Step 4. The inner corridor (the smartest part). You enter. The ceiling is made of marble beams with blue coffers (recesses) and golden stars. This created the feeling that you are walking under the sky. Light entered from the sides through openings in the wall. To the right and left are doors to the side wings.

Step 5. The side wings (pinakothekes). The north wing was a ceremonial dining hall and a resting place. The south wing — the one you see to the left of the entrance if you stand facing the Parthenon — is the world`s first art gallery (pinakotheke). Paintings by famous artists (Polygnotus and others) on wooden boards hung there. Unfortunately, the paintings have not survived.

How did the Propylaea protect the Acropolis from enemies?

This is not just a beautiful arch. This is well-thought-out military engineering.

One entrance — total control. 
The entire Acropolis has only one convenient approach — from the west. The other sides are sheer cliffs up to 70 meters high. To get inside, the enemy would have to go through the narrow corridor of the Propylaea, which was shot through from both sides.

Two huge wooden doors. 
The central passage was closed by massive double-leaf doors made of wood, clad in bronze. Ancient texts mention that there were two of them: one on the outside, the other on the inside. Between them is a trap: if the enemy broke down the first doors, he found himself in a closed stone sack, where the second doors could no longer be broken down with a running start.

Loopholes and archers. 
In the walls of the corridor there are narrow loophole windows (you will see them on the right and left).
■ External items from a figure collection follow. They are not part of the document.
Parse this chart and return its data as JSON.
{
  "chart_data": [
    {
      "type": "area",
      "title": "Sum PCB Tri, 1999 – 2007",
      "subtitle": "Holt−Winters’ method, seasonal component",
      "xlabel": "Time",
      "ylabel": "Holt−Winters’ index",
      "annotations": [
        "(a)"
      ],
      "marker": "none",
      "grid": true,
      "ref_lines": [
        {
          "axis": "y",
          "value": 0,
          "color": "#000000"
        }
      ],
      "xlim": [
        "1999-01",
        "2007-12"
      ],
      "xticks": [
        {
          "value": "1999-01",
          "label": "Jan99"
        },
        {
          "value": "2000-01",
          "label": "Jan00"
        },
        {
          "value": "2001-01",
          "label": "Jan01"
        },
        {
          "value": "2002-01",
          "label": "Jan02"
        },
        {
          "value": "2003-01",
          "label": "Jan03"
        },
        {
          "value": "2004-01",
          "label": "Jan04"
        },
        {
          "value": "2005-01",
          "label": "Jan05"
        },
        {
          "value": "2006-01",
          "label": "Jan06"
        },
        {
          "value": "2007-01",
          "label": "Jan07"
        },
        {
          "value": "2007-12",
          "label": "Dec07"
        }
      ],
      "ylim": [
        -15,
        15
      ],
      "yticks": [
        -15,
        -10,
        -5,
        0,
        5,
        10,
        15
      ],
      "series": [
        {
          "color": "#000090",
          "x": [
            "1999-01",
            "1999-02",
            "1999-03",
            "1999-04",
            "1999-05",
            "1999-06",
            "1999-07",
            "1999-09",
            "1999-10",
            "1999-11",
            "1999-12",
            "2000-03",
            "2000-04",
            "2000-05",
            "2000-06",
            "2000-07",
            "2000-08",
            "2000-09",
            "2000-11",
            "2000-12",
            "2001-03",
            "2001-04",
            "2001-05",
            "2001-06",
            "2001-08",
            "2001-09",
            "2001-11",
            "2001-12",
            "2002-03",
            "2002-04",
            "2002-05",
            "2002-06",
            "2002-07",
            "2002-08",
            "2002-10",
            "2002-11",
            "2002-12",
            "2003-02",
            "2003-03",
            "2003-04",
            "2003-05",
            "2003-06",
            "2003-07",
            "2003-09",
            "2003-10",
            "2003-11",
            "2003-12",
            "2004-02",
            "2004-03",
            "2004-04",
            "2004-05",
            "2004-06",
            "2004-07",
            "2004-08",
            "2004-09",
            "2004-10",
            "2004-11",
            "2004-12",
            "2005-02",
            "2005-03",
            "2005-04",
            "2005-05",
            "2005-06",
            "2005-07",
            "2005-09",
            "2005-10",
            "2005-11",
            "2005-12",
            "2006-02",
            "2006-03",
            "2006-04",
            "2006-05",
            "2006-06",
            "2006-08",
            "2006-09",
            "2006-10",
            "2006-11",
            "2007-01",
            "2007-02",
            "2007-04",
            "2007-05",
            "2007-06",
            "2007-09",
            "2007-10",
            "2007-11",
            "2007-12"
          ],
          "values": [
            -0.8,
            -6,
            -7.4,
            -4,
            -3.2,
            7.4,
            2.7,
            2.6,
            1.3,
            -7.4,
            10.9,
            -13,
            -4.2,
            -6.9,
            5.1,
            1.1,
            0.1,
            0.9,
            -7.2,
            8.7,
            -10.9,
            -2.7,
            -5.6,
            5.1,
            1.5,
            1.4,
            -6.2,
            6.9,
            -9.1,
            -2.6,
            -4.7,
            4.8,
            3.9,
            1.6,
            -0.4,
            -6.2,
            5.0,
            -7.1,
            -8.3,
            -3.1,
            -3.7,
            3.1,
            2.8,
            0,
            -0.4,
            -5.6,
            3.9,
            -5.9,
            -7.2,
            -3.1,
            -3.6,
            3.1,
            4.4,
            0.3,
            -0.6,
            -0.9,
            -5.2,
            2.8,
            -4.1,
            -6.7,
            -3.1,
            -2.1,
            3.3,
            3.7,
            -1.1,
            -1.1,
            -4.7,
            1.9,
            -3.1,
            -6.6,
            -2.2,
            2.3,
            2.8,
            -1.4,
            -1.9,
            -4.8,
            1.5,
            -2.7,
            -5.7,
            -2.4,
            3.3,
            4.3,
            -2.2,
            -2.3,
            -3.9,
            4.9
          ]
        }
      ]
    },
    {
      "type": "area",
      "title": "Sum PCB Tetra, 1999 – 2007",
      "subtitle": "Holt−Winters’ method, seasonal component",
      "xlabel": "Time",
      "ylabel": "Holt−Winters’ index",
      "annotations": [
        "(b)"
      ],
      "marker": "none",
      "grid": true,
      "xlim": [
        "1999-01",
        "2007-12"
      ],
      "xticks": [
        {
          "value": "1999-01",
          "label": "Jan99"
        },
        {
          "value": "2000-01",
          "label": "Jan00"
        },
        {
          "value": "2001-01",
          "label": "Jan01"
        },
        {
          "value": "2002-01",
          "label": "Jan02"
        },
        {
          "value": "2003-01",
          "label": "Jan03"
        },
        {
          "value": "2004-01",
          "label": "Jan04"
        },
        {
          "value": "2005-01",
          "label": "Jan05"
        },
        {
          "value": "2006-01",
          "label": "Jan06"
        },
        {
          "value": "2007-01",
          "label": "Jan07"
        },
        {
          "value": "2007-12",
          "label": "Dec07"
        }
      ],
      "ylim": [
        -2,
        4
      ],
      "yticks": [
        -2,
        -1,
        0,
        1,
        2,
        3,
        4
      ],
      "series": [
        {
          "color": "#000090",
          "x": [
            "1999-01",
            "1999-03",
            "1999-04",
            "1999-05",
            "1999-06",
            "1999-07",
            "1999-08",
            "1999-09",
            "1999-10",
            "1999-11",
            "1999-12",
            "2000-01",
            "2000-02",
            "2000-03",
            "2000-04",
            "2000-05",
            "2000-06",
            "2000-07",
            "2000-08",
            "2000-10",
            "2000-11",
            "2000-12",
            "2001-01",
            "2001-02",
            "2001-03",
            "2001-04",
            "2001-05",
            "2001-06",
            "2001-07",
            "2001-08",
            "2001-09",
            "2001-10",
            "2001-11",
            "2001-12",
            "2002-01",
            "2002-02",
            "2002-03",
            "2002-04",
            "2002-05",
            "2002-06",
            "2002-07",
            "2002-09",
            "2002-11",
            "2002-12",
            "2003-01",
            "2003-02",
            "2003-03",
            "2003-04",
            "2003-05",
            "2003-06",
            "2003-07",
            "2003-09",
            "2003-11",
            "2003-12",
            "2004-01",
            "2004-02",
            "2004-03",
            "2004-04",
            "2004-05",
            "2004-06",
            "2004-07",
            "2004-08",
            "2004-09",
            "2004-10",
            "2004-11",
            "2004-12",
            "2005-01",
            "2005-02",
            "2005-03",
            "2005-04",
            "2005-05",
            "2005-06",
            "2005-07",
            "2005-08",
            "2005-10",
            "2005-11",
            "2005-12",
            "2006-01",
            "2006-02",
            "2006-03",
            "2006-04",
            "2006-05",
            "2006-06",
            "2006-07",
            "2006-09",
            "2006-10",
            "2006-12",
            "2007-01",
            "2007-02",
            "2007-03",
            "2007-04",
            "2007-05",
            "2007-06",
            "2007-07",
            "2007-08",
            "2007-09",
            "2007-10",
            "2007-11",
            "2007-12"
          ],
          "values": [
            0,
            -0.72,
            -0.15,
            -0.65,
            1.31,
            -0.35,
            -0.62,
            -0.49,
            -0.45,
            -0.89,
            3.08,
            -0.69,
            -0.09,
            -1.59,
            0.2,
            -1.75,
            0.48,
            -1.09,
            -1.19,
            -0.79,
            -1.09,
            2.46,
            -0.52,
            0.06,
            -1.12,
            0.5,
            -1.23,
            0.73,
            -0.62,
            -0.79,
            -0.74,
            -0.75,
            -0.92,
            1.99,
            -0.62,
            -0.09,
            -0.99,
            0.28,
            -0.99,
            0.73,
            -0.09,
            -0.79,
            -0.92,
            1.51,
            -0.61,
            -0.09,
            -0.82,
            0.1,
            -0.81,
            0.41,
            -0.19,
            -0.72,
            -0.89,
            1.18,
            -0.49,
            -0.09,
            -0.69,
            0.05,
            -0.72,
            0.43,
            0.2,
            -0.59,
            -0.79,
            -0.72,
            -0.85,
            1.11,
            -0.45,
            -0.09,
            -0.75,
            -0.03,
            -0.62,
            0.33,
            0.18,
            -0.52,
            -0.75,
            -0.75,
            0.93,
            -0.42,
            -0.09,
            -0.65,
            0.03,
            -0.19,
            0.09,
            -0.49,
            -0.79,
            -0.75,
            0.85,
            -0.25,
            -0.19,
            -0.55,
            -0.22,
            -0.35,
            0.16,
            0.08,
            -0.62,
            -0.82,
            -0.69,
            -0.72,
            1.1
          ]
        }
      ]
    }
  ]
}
From there, archers and slingers could shoot the enemy trapped in the passage without exposing themselves to return fire.

The absence of wings.
Initially, Mnesicles planned symmetrical north and south wings. But on the south side there was the temple of Athena Nike (Wingless Victory), which could not be demolished. The south wing had to be made smaller. Military bonus: This asymmetry created a "dead zone" — the attackers could not understand where to expect archers from.

The sloping floor. 
The floor inside the Propylaea is not horizontal but sloping. The attacker ran uphill, getting tired and losing formation. The defenders, on the other hand, stood at the top, having the advantage of height.

What was not finished in the Propylaea? 
The Peloponnesian War (431 BC) stopped the construction. The north wing never received marble cladding on one side (rough masonry is visible). The central hall was never completely roofed — part of the ceiling remained temporary wooden. But even unfinished, the Propylaea were considered in ancient times the most beautiful architectural structure of their kind.

Today, the Propylaea greet us not as a military fortress, but as an architectural monument. But it is worth pausing at the sloping floor and taking a closer look at the loopholes in the walls. And the Acropolis Hill itself is of no less interest. Nature created the rock uneven and inconvenient, but people cut off its top, erected retaining walls, filled the voids with rubble, and obtained a platform that has stood for two and a half thousand years. Without cement, without modern technology — only iron, lead, and brilliant calculation.